Contudo, o auto de infração hostilizado padece de vício, de modo que o


seu cancelamento/nulidade é medida que se impõe, conforme será demonstrado.

3. DO MÉRITO

Cediço que a imposição de multa administrativa possui caráter


penalizador, e, afigurando-se como medida rigorosa e privativa de uma liberdade pública
constitucionalmente assegurada, requer a demonstração cabal de autoria e materialidade,
pressupostos autorizadores da imposição de sanção.

Por assim ser, se constarem nos autos elementos de prova que conduzam
à dúvida acerca da autoria delitiva, a nulidade do auto de infração é medida que se impõe,
em observância ao princípio do in dubio pro reo ─ também aplicável ao Direito
Administrativo por força de sua natureza sancionadora.

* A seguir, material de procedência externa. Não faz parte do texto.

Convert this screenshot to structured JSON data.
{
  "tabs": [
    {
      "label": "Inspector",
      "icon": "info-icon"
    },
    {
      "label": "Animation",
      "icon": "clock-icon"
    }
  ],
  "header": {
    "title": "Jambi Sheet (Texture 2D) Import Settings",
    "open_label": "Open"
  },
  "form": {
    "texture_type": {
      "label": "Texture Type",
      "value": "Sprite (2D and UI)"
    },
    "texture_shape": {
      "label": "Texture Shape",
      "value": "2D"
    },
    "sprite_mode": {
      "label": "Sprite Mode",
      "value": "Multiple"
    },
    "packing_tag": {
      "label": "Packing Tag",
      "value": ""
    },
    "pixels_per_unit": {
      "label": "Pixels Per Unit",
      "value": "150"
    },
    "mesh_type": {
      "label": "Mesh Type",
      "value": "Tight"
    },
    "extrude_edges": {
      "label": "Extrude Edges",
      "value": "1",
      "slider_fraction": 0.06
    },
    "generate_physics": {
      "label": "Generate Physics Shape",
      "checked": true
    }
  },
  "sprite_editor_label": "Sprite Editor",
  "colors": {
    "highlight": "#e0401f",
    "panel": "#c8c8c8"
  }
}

Até porque, a Constituição Federal de 1988 assegura que, aos litigantes,


em processo judicial ou administrativo, e aos acusados em geral são assegurados o
contraditório e ampla defesa, com os meios e recursos a ela inerentes (art. 5º, LV).
No entanto, a observância do devido processo legal não se encerra ao se
oportunizar ao infrator a contradita do fato infracional que lhe é imputado, de modo que, as
postulações apresentadas pelo Autuado a tempo e modo devidos, sejam analisadas e
exerçam influência na tomada de decisão.
Isso porque, apenas facultar a apresentação de defesa, mas não permitir
que os argumentos apresentados influam no convencimento da autoridade ambiental, não
prestigia o princípio que assegura ao autuado o direito de defesa.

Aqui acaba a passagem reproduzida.